What the prompt looks like
The prompt template gets placeholders replaced at runtime:
# Task Assignment
You are {{TASK_ID}} ralph, working in {{RALPH_DIR}}.
## Your Task
{{TASK_JSON}}
## Validation
Before marking done, verify:
{{VALIDATION_STEPS}}
## After Committing
git rebase {{BASE_BRANCH}}
(cd {{MAIN_DIR}} && git merge {{RALPH_BRANCH}} --ff-only)

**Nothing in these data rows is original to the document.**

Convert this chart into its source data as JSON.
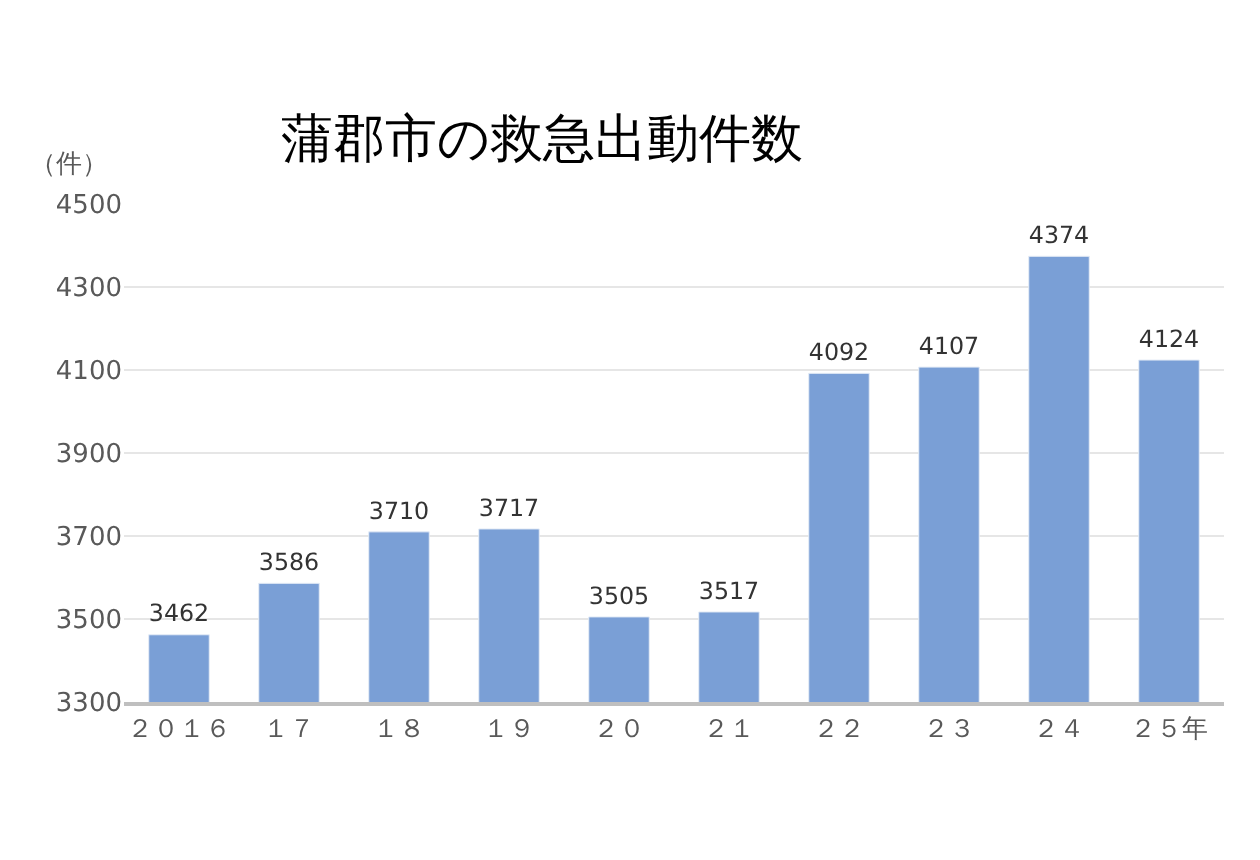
{
  "chart_data": {
    "type": "bar",
    "title": "蒲郡市の救急出動件数",
    "ylabel": "（件）",
    "categories": [
      "２０１６",
      "１７",
      "１８",
      "１９",
      "２０",
      "２１",
      "２２",
      "２３",
      "２４",
      "２５年"
    ],
    "values": [
      3462,
      3586,
      3710,
      3717,
      3505,
      3517,
      4092,
      4107,
      4374,
      4124
    ],
    "color": "#7a9fd6",
    "ylim": [
      3300,
      4500
    ],
    "yticks": [
      3300,
      3500,
      3700,
      3900,
      4100,
      4300,
      4500
    ],
    "grid": "y",
    "data_labels": true
  }
}
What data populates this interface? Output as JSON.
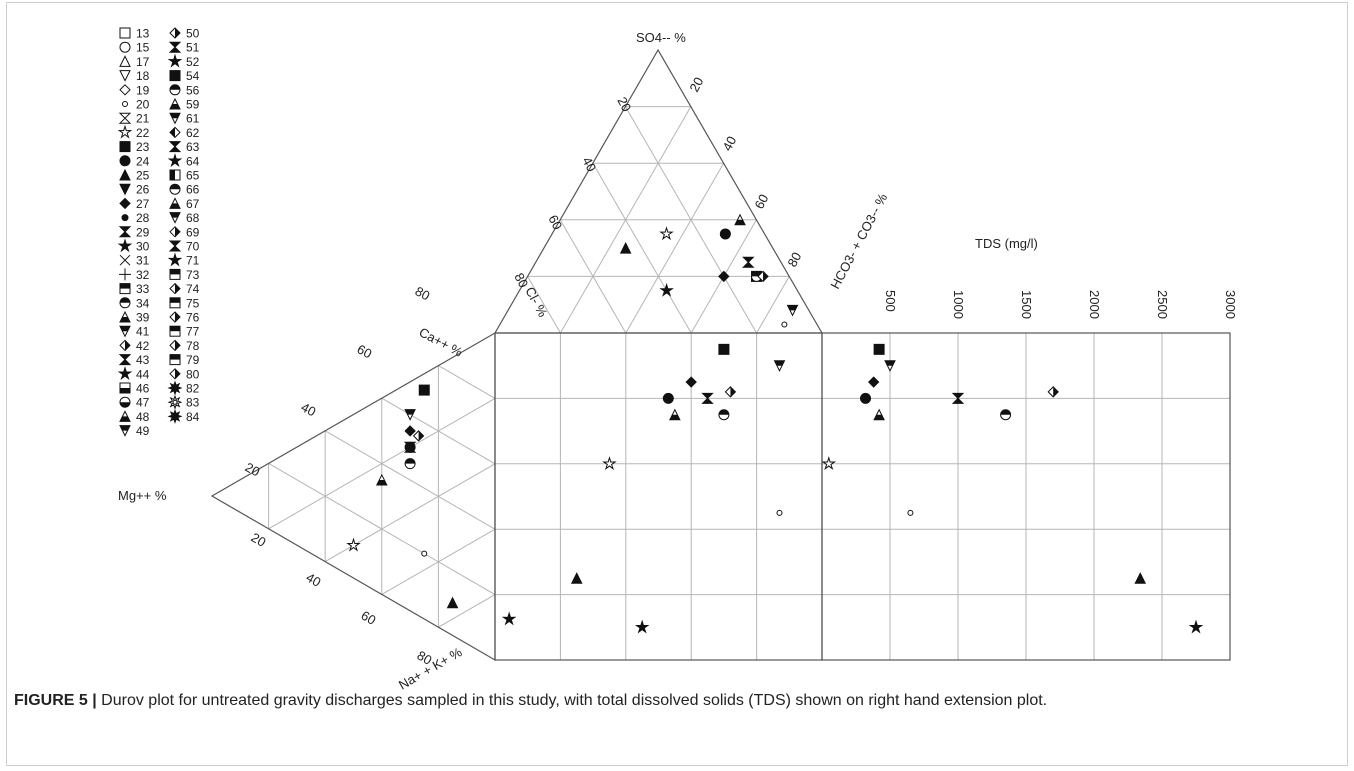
{
  "caption": {
    "figure_label": "FIGURE 5 |",
    "text": " Durov plot for untreated gravity discharges sampled in this study, with total dissolved solids (TDS) shown on right hand extension plot."
  },
  "chart_data": {
    "type": "scatter",
    "plot_kind": "Durov diagram with TDS extension",
    "axis_labels": {
      "so4": "SO4-- %",
      "hco3": "HCO3- + CO3-- %",
      "cl": "Cl- %",
      "ca": "Ca++ %",
      "mg": "Mg++ %",
      "na": "Na+ + K+ %",
      "tds": "TDS (mg/l)"
    },
    "anion_ticks": [
      "20",
      "40",
      "60",
      "80"
    ],
    "cation_ticks": [
      "20",
      "40",
      "60",
      "80"
    ],
    "tds_ticks": [
      "500",
      "1000",
      "1500",
      "2000",
      "2500",
      "3000"
    ],
    "tds_range": [
      0,
      3000
    ],
    "grid": true,
    "legend_position": "top-left",
    "legend": [
      {
        "id": "13",
        "marker": "square-open"
      },
      {
        "id": "15",
        "marker": "circle-open"
      },
      {
        "id": "17",
        "marker": "triangle-up-open"
      },
      {
        "id": "18",
        "marker": "triangle-down-open"
      },
      {
        "id": "19",
        "marker": "diamond-open"
      },
      {
        "id": "20",
        "marker": "dot-small"
      },
      {
        "id": "21",
        "marker": "hourglass-open"
      },
      {
        "id": "22",
        "marker": "star-open"
      },
      {
        "id": "23",
        "marker": "square-filled"
      },
      {
        "id": "24",
        "marker": "circle-filled"
      },
      {
        "id": "25",
        "marker": "triangle-up-filled"
      },
      {
        "id": "26",
        "marker": "triangle-down-filled"
      },
      {
        "id": "27",
        "marker": "diamond-filled"
      },
      {
        "id": "28",
        "marker": "dot-filled"
      },
      {
        "id": "29",
        "marker": "hourglass-filled"
      },
      {
        "id": "30",
        "marker": "star-filled"
      },
      {
        "id": "31",
        "marker": "cross-x"
      },
      {
        "id": "32",
        "marker": "cross-plus"
      },
      {
        "id": "33",
        "marker": "square-half-top"
      },
      {
        "id": "34",
        "marker": "circle-half-top"
      },
      {
        "id": "39",
        "marker": "triangle-up-half-bottom"
      },
      {
        "id": "41",
        "marker": "triangle-down-half-top"
      },
      {
        "id": "42",
        "marker": "diamond-half-top"
      },
      {
        "id": "43",
        "marker": "hourglass-half"
      },
      {
        "id": "44",
        "marker": "star-half"
      },
      {
        "id": "46",
        "marker": "square-half-bottom"
      },
      {
        "id": "47",
        "marker": "circle-half-bottom"
      },
      {
        "id": "48",
        "marker": "triangle-up-half-left"
      },
      {
        "id": "49",
        "marker": "triangle-down-half-bottom"
      },
      {
        "id": "50",
        "marker": "diamond-half-bottom"
      },
      {
        "id": "51",
        "marker": "hourglass-half-b"
      },
      {
        "id": "52",
        "marker": "star-half-b"
      },
      {
        "id": "54",
        "marker": "square-half-right"
      },
      {
        "id": "56",
        "marker": "circle-half-right"
      },
      {
        "id": "59",
        "marker": "triangle-up-half-right"
      },
      {
        "id": "61",
        "marker": "triangle-down-half-right"
      },
      {
        "id": "62",
        "marker": "diamond-half-left"
      },
      {
        "id": "63",
        "marker": "hourglass-half-c"
      },
      {
        "id": "64",
        "marker": "star-half-c"
      },
      {
        "id": "65",
        "marker": "square-half-left"
      },
      {
        "id": "66",
        "marker": "circle-half-left"
      },
      {
        "id": "67",
        "marker": "triangle-up-half-c"
      },
      {
        "id": "68",
        "marker": "triangle-down-half-c"
      },
      {
        "id": "69",
        "marker": "diamond-half-c"
      },
      {
        "id": "70",
        "marker": "hourglass-half-d"
      },
      {
        "id": "71",
        "marker": "star-half-d"
      },
      {
        "id": "73",
        "marker": "square-diag-a"
      },
      {
        "id": "74",
        "marker": "diamond-diag-a"
      },
      {
        "id": "75",
        "marker": "square-diag-b"
      },
      {
        "id": "76",
        "marker": "diamond-half-right"
      },
      {
        "id": "77",
        "marker": "square-diag-c"
      },
      {
        "id": "78",
        "marker": "diamond-diag-b"
      },
      {
        "id": "79",
        "marker": "square-diag-d"
      },
      {
        "id": "80",
        "marker": "diamond-diag-c"
      },
      {
        "id": "82",
        "marker": "burst-filled"
      },
      {
        "id": "83",
        "marker": "sun-open"
      },
      {
        "id": "84",
        "marker": "gear-filled"
      }
    ],
    "points": [
      {
        "id": "20",
        "so4": 3,
        "cl": 10,
        "ca": 20,
        "na": 55,
        "tds": 650
      },
      {
        "id": "22",
        "so4": 35,
        "cl": 30,
        "ca": 10,
        "na": 40,
        "tds": 50
      },
      {
        "id": "25",
        "so4": 30,
        "cl": 45,
        "ca": 10,
        "na": 75,
        "tds": 2340
      },
      {
        "id": "52",
        "so4": 15,
        "cl": 40,
        "ca": 15,
        "na": 90,
        "tds": 2750
      },
      {
        "id": "23",
        "so4": 20,
        "cl": 10,
        "ca": 70,
        "na": 5,
        "tds": 420
      },
      {
        "id": "27",
        "so4": 20,
        "cl": 20,
        "ca": 55,
        "na": 15,
        "tds": 380
      },
      {
        "id": "29",
        "so4": 25,
        "cl": 10,
        "ca": 50,
        "na": 20,
        "tds": 1000
      },
      {
        "id": "34",
        "so4": 20,
        "cl": 10,
        "ca": 45,
        "na": 25,
        "tds": 1350
      },
      {
        "id": "74",
        "so4": 20,
        "cl": 8,
        "ca": 55,
        "na": 18,
        "tds": 1700
      },
      {
        "id": "49",
        "so4": 8,
        "cl": 5,
        "ca": 60,
        "na": 10,
        "tds": 500
      },
      {
        "id": "24",
        "so4": 35,
        "cl": 12,
        "ca": 50,
        "na": 20,
        "tds": 320
      },
      {
        "id": "48",
        "so4": 40,
        "cl": 5,
        "ca": 35,
        "na": 25,
        "tds": 420
      }
    ]
  }
}
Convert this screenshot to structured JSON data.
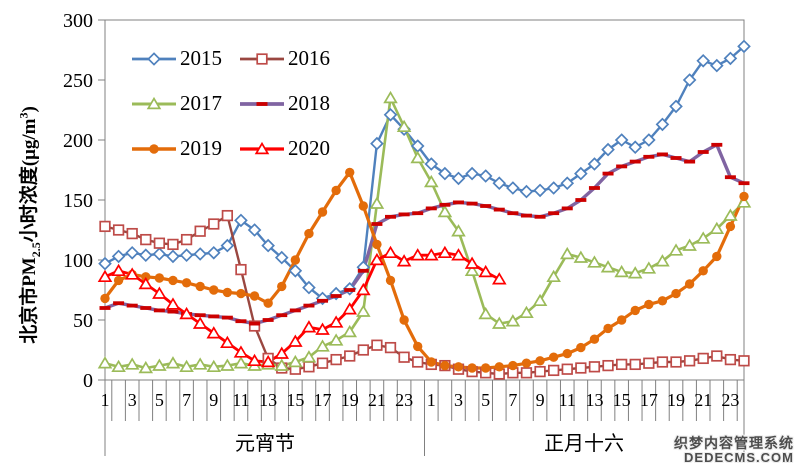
{
  "chart_data": {
    "type": "line",
    "title": "",
    "ylabel": {
      "prefix": "北京市PM",
      "sub": "2.5",
      "mid": "小时浓度(μg/m",
      "sup": "3",
      "suffix": ")"
    },
    "ylim": [
      0,
      300
    ],
    "yticks": [
      0,
      50,
      100,
      150,
      200,
      250,
      300
    ],
    "x_hour_labels": [
      "1",
      "3",
      "5",
      "7",
      "9",
      "11",
      "13",
      "15",
      "17",
      "19",
      "21",
      "23"
    ],
    "hours_per_day": 24,
    "day_groups": [
      {
        "label": "元宵节"
      },
      {
        "label": "正月十六"
      }
    ],
    "axis_color": "#808080",
    "text_color": "#000000",
    "legend_position": "upper-left-inside",
    "grid": false,
    "series": [
      {
        "name": "2015",
        "color": "#4F81BD",
        "marker": "diamond",
        "marker_color": "#4F81BD",
        "line_width": 2.4,
        "values": [
          97,
          103,
          106,
          104,
          105,
          103,
          104,
          105,
          106,
          112,
          133,
          125,
          112,
          102,
          91,
          77,
          68,
          72,
          76,
          94,
          197,
          221,
          209,
          195,
          180,
          172,
          168,
          172,
          170,
          164,
          160,
          157,
          158,
          160,
          164,
          172,
          180,
          192,
          200,
          194,
          200,
          213,
          228,
          250,
          266,
          262,
          268,
          278
        ]
      },
      {
        "name": "2016",
        "color": "#9A4740",
        "marker": "square",
        "marker_color": "#BE4B48",
        "line_width": 2.4,
        "values": [
          128,
          125,
          122,
          117,
          114,
          113,
          117,
          124,
          130,
          137,
          92,
          45,
          18,
          10,
          9,
          11,
          14,
          17,
          20,
          25,
          29,
          27,
          19,
          15,
          13,
          12,
          9,
          7,
          6,
          5,
          6,
          6,
          7,
          8,
          9,
          10,
          11,
          12,
          13,
          13,
          14,
          15,
          15,
          16,
          18,
          20,
          17,
          16
        ]
      },
      {
        "name": "2017",
        "color": "#9BBB59",
        "marker": "triangle",
        "marker_color": "#9BBB59",
        "line_width": 2.6,
        "values": [
          14,
          11,
          13,
          10,
          12,
          14,
          11,
          13,
          11,
          12,
          14,
          12,
          13,
          12,
          15,
          19,
          28,
          33,
          40,
          57,
          147,
          235,
          211,
          185,
          165,
          140,
          124,
          91,
          55,
          47,
          49,
          56,
          66,
          86,
          105,
          102,
          98,
          94,
          90,
          89,
          93,
          99,
          108,
          112,
          118,
          126,
          137,
          148
        ]
      },
      {
        "name": "2018",
        "color": "#8064A2",
        "marker": "dash",
        "marker_color": "#CC0000",
        "line_width": 3.4,
        "values": [
          60,
          64,
          62,
          60,
          58,
          57,
          55,
          54,
          53,
          52,
          49,
          47,
          50,
          54,
          58,
          62,
          66,
          70,
          75,
          91,
          130,
          136,
          138,
          139,
          143,
          146,
          148,
          147,
          145,
          142,
          139,
          137,
          136,
          139,
          143,
          150,
          160,
          172,
          178,
          182,
          186,
          188,
          185,
          182,
          190,
          196,
          169,
          164
        ]
      },
      {
        "name": "2019",
        "color": "#E36C0A",
        "marker": "circle",
        "marker_color": "#E36C0A",
        "line_width": 3.2,
        "values": [
          68,
          83,
          88,
          86,
          85,
          83,
          81,
          78,
          75,
          73,
          72,
          70,
          64,
          78,
          100,
          122,
          140,
          158,
          173,
          145,
          113,
          83,
          50,
          28,
          15,
          12,
          11,
          10,
          10,
          11,
          12,
          14,
          16,
          19,
          22,
          27,
          34,
          43,
          50,
          58,
          63,
          66,
          72,
          80,
          91,
          103,
          128,
          153
        ]
      },
      {
        "name": "2020",
        "color": "#FF0000",
        "marker": "triangle",
        "marker_color": "#FF0000",
        "line_width": 2.8,
        "values": [
          86,
          91,
          88,
          80,
          72,
          63,
          55,
          47,
          39,
          31,
          23,
          16,
          15,
          22,
          32,
          44,
          42,
          48,
          59,
          75,
          100,
          106,
          99,
          104,
          104,
          106,
          104,
          97,
          90,
          84,
          null,
          null,
          null,
          null,
          null,
          null,
          null,
          null,
          null,
          null,
          null,
          null,
          null,
          null,
          null,
          null,
          null,
          null
        ]
      }
    ],
    "watermark": {
      "line1": "织梦内容管理系统",
      "line2": "DEDECMS.COM"
    }
  }
}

The validation section is where you spell out exactly what “done” means. npm run build && npm test or whatever. Without this, you will very likely get tasks marked complete that aren’t.
The flow
┌─────────────────────────────────────────────────────────┐
│ unpossible.sh │
│ Creates worktrees, spawns Ralphs, monitors progress │
└─────────────────────────────────────────────────────────┘
│ │
▼ ▼
┌─────────────┐ ┌─────────────┐
│ Ralph-1 │ │ Ralph-2 │
│ worktree │ │ worktree │
└─────────────┘ └─────────────┘
│ │
▼ ▼
┌─────────────┐ ┌─────────────┐
│ claim task │ │ claim task │
│ via mkdir │ │ via mkdir │
└─────────────┘ └─────────────┘
│ │
▼ ▼
┌─────────────┐ ┌─────────────┐
│ run claude │ │ run claude │
│ implement │ │ implement │
│ validate │ │ validate │
└─────────────┘ └─────────────┘
│ │
▼ ▼
┌─────────────┐ ┌─────────────┐
│ commit │ │ commit │
│ rebase │◄───conflicts───│ rebase │
│ ff-merge │ │ ff-merge │
└─────────────┘ └─────────────┘
│ │
└──────────────┬───────────────┘
▼
┌─────────────┐
│ main │
│ branch │
│ (linear) │
└─────────────┘
When conflicts happen during rebase, the Ralph examines both implementations and merges. It keeps both functionalities working. I’ve seen it adopt error handling from one side and more complete logic from the other.
What I learned
Task quality is everything. Vague tasks produce vague results. Each task should be atomic (one thing), verifiable (clear validation), and scoped (don’t bleed into other tasks).
Validation is non-negotiable. If you can’t tell the model exactly how to check its work, it will lie to you. Not maliciously - it just doesn’t know what “done” means.
Overlap mode produces better results. When Ralphs can implement minimal prerequisites and merge conflicts intelligently, you get synthesis instead of blocking. Different approaches converge into something better than either alone. And as the tasks are already quite small anyways it doesn’t hamper ralph’s progress too much.
Filesystem locks are underrated. No Redis, no database, no coordination service. Just mkdir. It’s atomic, it’s simple and it works.
Code
The orchestrator is at github.com/muneebshahid/unpossible. It’s deliberately minimal - two shell scripts and some prompt templates. The README has setup instructions and test fixtures.
Fair warning: this is experimental. The model can ignore instructions. Tasks can conflict in weird ways. But when it works, watching three agents coordinate through filesystem locks and git merges is genuinely satisfying.